Below are some of the most popular places to float the USA - and for good reason!

  • Guadalupe River, Texas: famously known as a party river and is the most popular river to float in Texas. “The Horseshoe” is a popular tubing section is the river that takes an hour to float. It begins and ends at two different sections of the Horseshoe Bridge as it crosses over the river. You can repeat it by walking back or continue to “The Chute,” a river channel that’s a few hundred yards long and bounces tubers over small whitewater rapids for a fun adventure
  • Colorado River through the Grand Canyon, Arizona: The Grand Canyon is one of the world’s preeminent backcountry experiences. More than 20,000 people float through the canyon every year and many more would if they could. Visitors have two options for a river rafting trip, you can travel with a commercial guiding company, or you can apply for a permit for a private trip which can take months
  • Buffalo National River, Arkansas: explore America’s first national river is known for its towering water-stained bluffs, gravel bar campsites, and the highest waterfall between the Rockies and the Appalachians. 
  • Snake River, Wyoming: The Snake River winds through the Grand Teton National Park and offers breathtaking views of the snow-capped Teton mountains. 
  • Deschutes River, Oregon: this popular river is very close to downtown Bend, making the river a sea of bright rubber tubes on a hot summer day. The shallow section of the Deschutes that flows through Tumalo State Park is perfect for tubing or floating. The views include a desert shoreline and small rapids.
  • Merced River, California: there is a lovely 3-mile float of the Merced River that goes through Yosemite National Park. Admire the famously ancient sequoia trees and the stunning granite cliffs at a relaxing, leisurely pace
  • New River Gorge, West Virginia: admire one of the gems of the Appalachians and America’s newest national park. The gorge was named after an ancient river, New River, dating back 300 million years. Enjoy light waves, playful pools, and easy rapids as you admire the spectacular views
  • San Juan River, Utah: floating this river is like drifting through history. Admire archaic stone structures, rock art, and colorful and sweeping rocky faces. While the river is fast, the rapids are gentle so it’s perfect for people of all ages. 

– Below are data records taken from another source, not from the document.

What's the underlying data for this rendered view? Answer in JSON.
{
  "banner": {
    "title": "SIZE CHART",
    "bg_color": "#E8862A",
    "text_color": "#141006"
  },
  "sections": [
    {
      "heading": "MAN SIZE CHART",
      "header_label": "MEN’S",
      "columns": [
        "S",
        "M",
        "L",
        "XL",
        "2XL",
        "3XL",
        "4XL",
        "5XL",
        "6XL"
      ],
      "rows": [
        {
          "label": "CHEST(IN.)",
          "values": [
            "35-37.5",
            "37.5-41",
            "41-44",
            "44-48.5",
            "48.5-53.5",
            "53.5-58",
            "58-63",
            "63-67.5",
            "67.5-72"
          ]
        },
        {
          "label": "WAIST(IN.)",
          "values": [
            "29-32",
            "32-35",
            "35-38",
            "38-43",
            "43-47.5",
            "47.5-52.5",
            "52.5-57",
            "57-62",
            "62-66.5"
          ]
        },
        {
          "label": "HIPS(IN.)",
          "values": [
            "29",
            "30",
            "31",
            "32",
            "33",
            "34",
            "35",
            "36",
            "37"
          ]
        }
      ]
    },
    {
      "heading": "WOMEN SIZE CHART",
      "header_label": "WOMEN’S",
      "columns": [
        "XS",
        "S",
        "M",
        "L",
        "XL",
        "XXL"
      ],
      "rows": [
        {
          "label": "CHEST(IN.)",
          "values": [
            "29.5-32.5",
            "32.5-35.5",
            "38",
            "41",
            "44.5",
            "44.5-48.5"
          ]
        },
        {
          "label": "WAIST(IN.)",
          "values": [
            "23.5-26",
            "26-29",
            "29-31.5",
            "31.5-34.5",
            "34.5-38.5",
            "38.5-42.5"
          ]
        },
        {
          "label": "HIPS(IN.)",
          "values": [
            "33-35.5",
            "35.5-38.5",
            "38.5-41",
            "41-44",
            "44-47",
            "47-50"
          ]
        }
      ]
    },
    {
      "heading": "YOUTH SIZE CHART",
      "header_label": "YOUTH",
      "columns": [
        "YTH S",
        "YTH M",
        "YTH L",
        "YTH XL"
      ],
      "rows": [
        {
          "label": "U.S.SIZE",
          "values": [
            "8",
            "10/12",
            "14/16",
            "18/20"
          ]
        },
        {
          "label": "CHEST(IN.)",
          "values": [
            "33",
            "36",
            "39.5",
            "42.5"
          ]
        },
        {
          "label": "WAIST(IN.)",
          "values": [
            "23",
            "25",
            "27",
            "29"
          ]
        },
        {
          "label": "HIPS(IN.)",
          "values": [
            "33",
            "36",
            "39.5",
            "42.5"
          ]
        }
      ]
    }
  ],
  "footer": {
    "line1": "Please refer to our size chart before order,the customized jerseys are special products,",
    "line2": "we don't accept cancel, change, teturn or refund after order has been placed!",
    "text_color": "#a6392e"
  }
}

  • Chattooga River, Georgia, and South Carolina: this river flows between Georgia and South Carolina and is a beloved place to float, swim, kayak, and fish. There river contains mild and scenic rafting as well as adrenaline-racing rapid and falls.
  • Salmon River, Idaho: this river is known as the “River of No Return” and flows through beautifully diverse scenes of eastern and central Idaho. Spanning around 425 miles, this northward-flowing river goes by open valleys, serene forests, and deep canyons. The river has three main sections - Lower Salmon, Main Salmon, and Middle Fork. The Middle Fork is home to iconic whitewater rafting. The Lower Salmon features expansive white sand beaches and warm water perfect for swimming. Finally, there is Main Salmon, where you can camp in numerous locations, explore hot springs, and admire the stunning scenery. 

So what are you waiting for? Grab your tube or dock and get on the water!